Examples and Use Cases
Implementing lift-and-shift rigorously often introduces identity and operations debt, requiring organisations to weigh faster migration against the cost of carrying legacy controls into a new environment.
- A legacy batch platform is moved into IaaS with its existing service account hierarchy intact, while secrets are copied into the new environment without rotation.
- A customer portal is migrated to cloud hosting, but its CI/CD pipeline still stores API keys in configuration files and build variables, preserving the same exposure pattern described in the Ultimate Guide to NHIs.
- An internal reporting workload is shifted to a managed VM cluster, yet ownership remains unclear after the move, so offboarding and revocation tasks are delayed rather than redesigned.
- A manufacturing integration service is relocated without redesigning authentication flows, which is acceptable for timeline pressure but leaves excessive privileges untouched.
- A cloud migration team uses the NIST Cybersecurity Framework 2.0 to document residual risk before any later refactor of service identities and secrets.
Why It Matters in NHI Security
Lift-and-shift becomes risky when organisations confuse relocation with remediation. Non-human identities often outnumber human identities by 25x to 50x in modern enterprises, and the Ultimate Guide to NHIs shows that 97% of NHIs carry excessive privileges. If those same identities are moved unchanged, the cloud environment inherits old blast radius, stale secrets, and unclear accountability at scale.
This matters because migration often breaks the informal controls that existed on-premises. Old network trust assumptions disappear, but service accounts, certificates, and automation tokens may continue functioning exactly as before. That is why lift-and-shift should be paired with an inventory of NHIs, owner assignment, rotation planning, and privilege review rather than treated as a transport exercise. In NHI governance, the danger is not the move itself, but the failure to reassess how identities authenticate, authorize, and retire after the move.

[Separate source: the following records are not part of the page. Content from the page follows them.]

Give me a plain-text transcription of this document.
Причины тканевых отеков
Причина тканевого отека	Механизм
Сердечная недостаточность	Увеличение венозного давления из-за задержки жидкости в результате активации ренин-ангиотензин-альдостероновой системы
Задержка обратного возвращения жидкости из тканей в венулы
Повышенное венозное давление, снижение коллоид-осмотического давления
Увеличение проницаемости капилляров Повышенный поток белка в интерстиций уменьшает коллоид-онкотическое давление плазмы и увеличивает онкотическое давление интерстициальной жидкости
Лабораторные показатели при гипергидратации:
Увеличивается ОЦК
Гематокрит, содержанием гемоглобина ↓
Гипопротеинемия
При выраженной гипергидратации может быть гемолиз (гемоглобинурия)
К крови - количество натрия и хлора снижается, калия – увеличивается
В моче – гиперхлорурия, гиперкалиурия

Organisations typically encounter the consequence only after a cloud incident or audit finds that the migrated workload still depends on unmanaged secrets, at which point lift-and-shift governance becomes operationally unavoidable to address.
Standards & Framework Alignment
This section maps relevant standards and security frameworks to the operational risks and controls described in this guidance.
OWASP Non-Human Identity Top 10 address the attack and risk surface, while NIST CSF 2.0 and NIST Zero Trust (SP 800-207) set the governance and control requirements practitioners need to meet.
| Framework | Control / Reference | Relevance |
|---|---|---|
| OWASP Non-Human Identity Top 10 | NHI-02 | Lift-and-shift often preserves vulnerable secret storage and unmanaged NHI patterns. |
| NIST CSF 2.0 | PR.AC-1 | Identity and access controls must be revalidated when workloads move environments. |
| NIST Zero Trust (SP 800-207) | Zero trust requires rechecking trust assumptions after migration, not inheriting them. |
Treat every migrated workload as untrusted until identities, access, and telemetry are revalidated.